Une équipe de l'Université Rutgers dirigée par neuroscientifique Robin Davis est ouverture nouvelle audience améliorée pour les sourds congénitale ou profondément.
Leurs conclusions pourraient conduire à une nouvelle génération d'implants cochléaires.
L'implant cochléaire fonctionnent aujourd'hui avec des degrés de succès chez les patients différents. Certains peuvent être en mesure d'entendre les sons comme la ruée de trafic ou l'écrasement du tonnerre. D'autres peuvent faire encore mieux, détection de voix et de discours de compréhension tout en étant incapable de juger de la musique.
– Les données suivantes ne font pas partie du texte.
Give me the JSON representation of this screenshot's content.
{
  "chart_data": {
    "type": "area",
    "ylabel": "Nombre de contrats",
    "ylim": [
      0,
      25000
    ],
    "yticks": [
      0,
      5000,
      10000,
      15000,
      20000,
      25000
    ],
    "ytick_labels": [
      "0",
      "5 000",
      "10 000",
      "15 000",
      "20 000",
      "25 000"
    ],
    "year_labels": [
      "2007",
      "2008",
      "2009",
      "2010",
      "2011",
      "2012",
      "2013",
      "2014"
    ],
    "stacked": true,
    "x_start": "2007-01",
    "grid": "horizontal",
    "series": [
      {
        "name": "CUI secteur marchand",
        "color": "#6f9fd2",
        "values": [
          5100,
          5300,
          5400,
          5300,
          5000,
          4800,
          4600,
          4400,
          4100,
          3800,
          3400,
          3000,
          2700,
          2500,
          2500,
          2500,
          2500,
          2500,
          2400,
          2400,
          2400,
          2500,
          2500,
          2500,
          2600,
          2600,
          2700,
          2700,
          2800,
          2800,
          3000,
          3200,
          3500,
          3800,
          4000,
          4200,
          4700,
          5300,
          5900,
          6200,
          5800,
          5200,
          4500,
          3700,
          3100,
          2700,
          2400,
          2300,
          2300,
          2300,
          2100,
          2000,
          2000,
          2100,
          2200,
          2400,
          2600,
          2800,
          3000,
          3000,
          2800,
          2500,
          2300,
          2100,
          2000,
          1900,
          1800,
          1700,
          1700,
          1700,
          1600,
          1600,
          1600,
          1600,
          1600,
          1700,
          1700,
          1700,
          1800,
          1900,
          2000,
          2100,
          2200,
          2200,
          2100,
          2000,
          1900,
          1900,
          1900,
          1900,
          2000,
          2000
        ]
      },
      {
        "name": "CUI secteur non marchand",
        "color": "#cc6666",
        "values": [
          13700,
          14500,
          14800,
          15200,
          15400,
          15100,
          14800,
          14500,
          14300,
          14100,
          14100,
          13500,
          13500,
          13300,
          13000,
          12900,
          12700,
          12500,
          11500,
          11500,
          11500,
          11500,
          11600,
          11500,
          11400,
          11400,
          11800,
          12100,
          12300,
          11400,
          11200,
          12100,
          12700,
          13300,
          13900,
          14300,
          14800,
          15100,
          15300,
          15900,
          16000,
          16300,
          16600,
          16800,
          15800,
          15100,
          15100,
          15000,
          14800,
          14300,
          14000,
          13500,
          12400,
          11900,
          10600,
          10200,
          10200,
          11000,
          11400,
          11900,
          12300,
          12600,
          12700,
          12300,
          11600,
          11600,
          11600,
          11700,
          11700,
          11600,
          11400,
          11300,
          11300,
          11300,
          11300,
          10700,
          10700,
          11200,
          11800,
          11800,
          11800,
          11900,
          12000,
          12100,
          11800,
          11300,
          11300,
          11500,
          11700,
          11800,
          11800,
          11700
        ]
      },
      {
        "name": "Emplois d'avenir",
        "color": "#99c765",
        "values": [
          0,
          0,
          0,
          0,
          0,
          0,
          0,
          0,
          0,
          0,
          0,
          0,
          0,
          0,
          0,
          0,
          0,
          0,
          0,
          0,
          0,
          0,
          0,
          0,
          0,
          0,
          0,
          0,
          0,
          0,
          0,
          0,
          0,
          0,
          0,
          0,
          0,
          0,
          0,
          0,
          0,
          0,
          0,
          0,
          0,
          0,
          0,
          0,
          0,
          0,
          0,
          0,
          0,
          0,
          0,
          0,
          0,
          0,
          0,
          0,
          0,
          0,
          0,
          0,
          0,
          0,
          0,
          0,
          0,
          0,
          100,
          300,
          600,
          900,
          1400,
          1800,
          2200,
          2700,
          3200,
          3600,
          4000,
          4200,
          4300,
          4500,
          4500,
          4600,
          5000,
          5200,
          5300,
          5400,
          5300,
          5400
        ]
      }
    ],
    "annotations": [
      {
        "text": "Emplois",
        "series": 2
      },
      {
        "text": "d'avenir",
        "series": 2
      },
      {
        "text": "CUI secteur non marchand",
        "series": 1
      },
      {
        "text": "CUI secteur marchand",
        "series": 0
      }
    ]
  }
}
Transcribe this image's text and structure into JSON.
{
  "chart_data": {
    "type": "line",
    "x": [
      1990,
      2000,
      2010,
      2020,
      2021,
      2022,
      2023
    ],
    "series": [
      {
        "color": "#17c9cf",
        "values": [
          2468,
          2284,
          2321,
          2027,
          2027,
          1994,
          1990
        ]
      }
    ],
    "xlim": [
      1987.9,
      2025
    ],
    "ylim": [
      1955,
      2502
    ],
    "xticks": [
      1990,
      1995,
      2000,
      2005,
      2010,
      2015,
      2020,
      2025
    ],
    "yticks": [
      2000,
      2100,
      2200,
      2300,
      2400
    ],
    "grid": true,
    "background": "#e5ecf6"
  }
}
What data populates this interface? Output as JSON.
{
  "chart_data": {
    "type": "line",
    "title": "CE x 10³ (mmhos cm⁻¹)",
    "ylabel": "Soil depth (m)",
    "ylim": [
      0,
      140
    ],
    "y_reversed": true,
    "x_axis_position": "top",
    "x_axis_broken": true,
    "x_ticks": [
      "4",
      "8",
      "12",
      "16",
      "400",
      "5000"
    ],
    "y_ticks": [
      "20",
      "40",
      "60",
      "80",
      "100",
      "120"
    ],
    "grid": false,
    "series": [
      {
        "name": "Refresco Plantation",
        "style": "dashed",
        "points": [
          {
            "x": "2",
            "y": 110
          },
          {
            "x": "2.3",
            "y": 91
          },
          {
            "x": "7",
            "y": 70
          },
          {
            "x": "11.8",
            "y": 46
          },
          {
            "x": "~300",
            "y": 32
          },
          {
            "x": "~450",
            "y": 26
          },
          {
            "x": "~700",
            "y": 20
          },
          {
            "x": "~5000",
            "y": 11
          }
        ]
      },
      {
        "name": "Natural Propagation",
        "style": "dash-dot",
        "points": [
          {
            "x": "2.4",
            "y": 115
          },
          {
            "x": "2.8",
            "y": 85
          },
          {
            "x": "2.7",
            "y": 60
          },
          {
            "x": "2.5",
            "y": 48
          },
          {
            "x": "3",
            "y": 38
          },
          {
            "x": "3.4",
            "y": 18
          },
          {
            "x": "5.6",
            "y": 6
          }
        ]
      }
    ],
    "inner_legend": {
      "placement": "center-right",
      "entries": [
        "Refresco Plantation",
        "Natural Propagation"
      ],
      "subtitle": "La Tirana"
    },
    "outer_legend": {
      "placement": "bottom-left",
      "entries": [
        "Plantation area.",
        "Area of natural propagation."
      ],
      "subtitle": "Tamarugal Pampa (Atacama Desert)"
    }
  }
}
Les dernières recherches, amélioration générale peut être à portée de main.
Travail de Davis est important pour les ingénieurs et les chirurgiens dans la conception de nouveaux implants cochléaires. « L'importance de notre travail réside dans le fait que nous pouvons changer un élément dans une partie très périphérique du système sensoriel qui peut avoir une incidence tout le chemin dans le cerveau », dit Davis.
Implants cochléaires, également connu sous le nom « oreilles bioniques », sont insérés chirurgicalement dans l'escargot-coquille en forme de structure – la cochlée – au sein de l'oreille interne. Ordinairement, les cellules ciliées ligne la cochlée et convertir les signaux acoustiques en signaux électriques qui nerfs puis transportent vers le cerveau. Là où existent de certaines cellules de cheveux, les sons peuvent être amplifiées avec une prothèse auditive. Où les cellules ciliées sont manquants ou endommagés – une affection généralement associée à la déficience auditive grave – un implant peut être utilisé en remplacement de leur fonction.
Davis, un professeur dans le département de biologie cellulaire et des neurosciences de Rutgers School of Arts and Sciences, travaille avec tissu cochléaire de souris cultivée en laboratoire. La cochlée envolée est liquidée et disposée en ligne. Davis a décrit les cellules ciliées comme étant analogue aux clés d'un piano et les nerfs à laquelle ils attachent – les spirale ganglion neurones qui se connectent au cerveau – sont des chaînes de piano.
« Nos études ont révélé que les neurones auditif de ganglion spirale possèdent une complexité riche que seulement maintenant commence à être compris, » a déclaré Davis.
Les chercheurs ont découvert que les deux protéines de neurotrophine dans la cochlée – facteur neurotrophique dérivé du cerveau (BDNF) et neurotrophine-3 (NT-3) – figure en bonne place dans le relais de son messages au cerveau. Recherche par Davis et son équipe, commencé il y a plus de six ans est maintenant produire insights into précisément comment ces protéines multidimensionnelles fonctionnent dans la cochlée. Ces résultats plus récents apparaissent dans la question 19 décembre de The Journal of Neuroscience.